Alga merah yang kaya akan senyawa metabolit ini menjadi potensi yang dapat dimanfaatkan sebagai salah satu upaya untuk mengungkapkan sifat biologis dan medis dari flora laut serta mengoptimalkan pemanfaatan bahan alam laut Indonesia khususnya di daerah Sumbawa, yang memungkinkan kelompok tersebut menjadi kandidat baru dalam dunia farmasi khususnya dalam penanganan terhadap bakteri patogen yang saat ini telah banyak menunjukkan sifat resisten terhadap antibiotik (Nurmala, 2015). Maka pada penelitian ini dilakukan pengujian aktivitas antibakteri terhadap S. thypi dan S. aureus dengan pertimbangan bahwa S. thypi merupakan bakteri Gram negatif, sedangkan S. aureus merupakan bakteri Gram positif. Kedua bakteri tersebut merupakan jenis bakteri patogen yang tersebar luas di tubuh manusia dan biasa menyebabkan infeksi (Ekawati dkk., 2018).

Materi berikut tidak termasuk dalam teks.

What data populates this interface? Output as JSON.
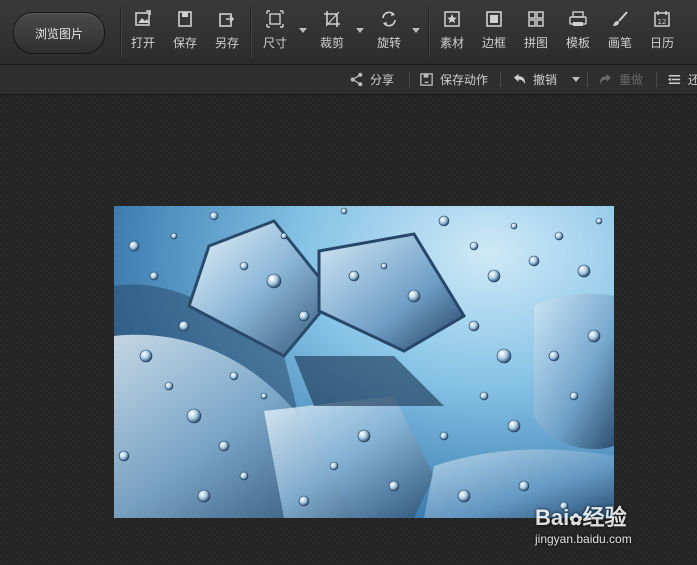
{
  "toolbar": {
    "browse_label": "浏览图片",
    "tools": [
      {
        "id": "open",
        "label": "打开",
        "icon": "open-image-icon"
      },
      {
        "id": "save",
        "label": "保存",
        "icon": "save-icon"
      },
      {
        "id": "saveas",
        "label": "另存",
        "icon": "save-as-icon"
      },
      {
        "id": "size",
        "label": "尺寸",
        "icon": "resize-icon"
      },
      {
        "id": "crop",
        "label": "裁剪",
        "icon": "crop-icon"
      },
      {
        "id": "rotate",
        "label": "旋转",
        "icon": "rotate-icon"
      },
      {
        "id": "material",
        "label": "素材",
        "icon": "star-material-icon"
      },
      {
        "id": "border",
        "label": "边框",
        "icon": "frame-icon"
      },
      {
        "id": "collage",
        "label": "拼图",
        "icon": "grid-collage-icon"
      },
      {
        "id": "template",
        "label": "模板",
        "icon": "template-icon"
      },
      {
        "id": "brush",
        "label": "画笔",
        "icon": "brush-icon"
      },
      {
        "id": "calendar",
        "label": "日历",
        "icon": "calendar-icon",
        "icon_text": "12"
      }
    ]
  },
  "subbar": {
    "share": "分享",
    "save_action": "保存动作",
    "undo": "撤销",
    "redo": "重做",
    "more": "还"
  },
  "watermark": {
    "logo": "Bai",
    "logo_suffix": "经验",
    "site": "jingyan.baidu.com"
  },
  "colors": {
    "toolbar_bg": "#333333",
    "canvas_bg": "#242424",
    "accent_water": "#86c3e6"
  }
}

Pengujian aktivitas antibakteri dari ekstrak kasar alga merah dengan pelarut akuades ini dilakukan dengan beberapa preparasi sampel yang dapat digunakan sebagai alternatif yang lebih mudah dalam mempermudah proses penggerusan. Sifat substansi thalus alga yang beranekaragam, ada yang lunak karena tingginya gelatin dan keras karena mengandung zat kapur, yang menyebabkan beberapa jenis tidak mudah dihancurkan (Suparmi dan Sahri, 2009). Tujuan dilakukan penelitian ini adalah untuk mengetahui jenis alga merah yang ada di Pantai Luk Sumbawa dan metode preparasi terbaik yang dapat digunakan untuk mengoptimalkan proses ekstraksi alga merah dilihat dari zona hambat yang dihasilkan.

Metode Penelitian

Lokasi dan Waktu Penelitian

Penelitian ini dilaksanakan pada bulan Desember 2017 – Januari 2018. Pengambilan sampel alga dari Pantai Luk, Sumbawa. Ekstraksi dan uji aktivitas antibakteri dilakukan di Laboratorium Mikrobiologi, Fakultas Teknobiologi, Universitas Teknologi Sumbawa.

Alat dan Bahan

Alat yang digunakan dalam penelitian ini adalah mortal pistil (Cole-Parmer), hot plate

(3)

(Iwaki Ecan HPS-2002), mikropipet (Thermo Scientific), Biosafety Cabinet (BioBase 11231BBC 86), inkubator (Memmert IN75), seperangkat alat kaca (Pyrex Iwaki) (gelas beaker, gelas ukur, labu erlenmeyer, batang pengaduk kaca, tabung reaksi, cawan petri), ose, rak tabung reaksi, tube falcon (Violamo), batang segitiga, timbangan (Precisa XT220A), autoclave (GEA YX-18LM), lemari pendingin (GEA), spatula, bunsen, dan pinset.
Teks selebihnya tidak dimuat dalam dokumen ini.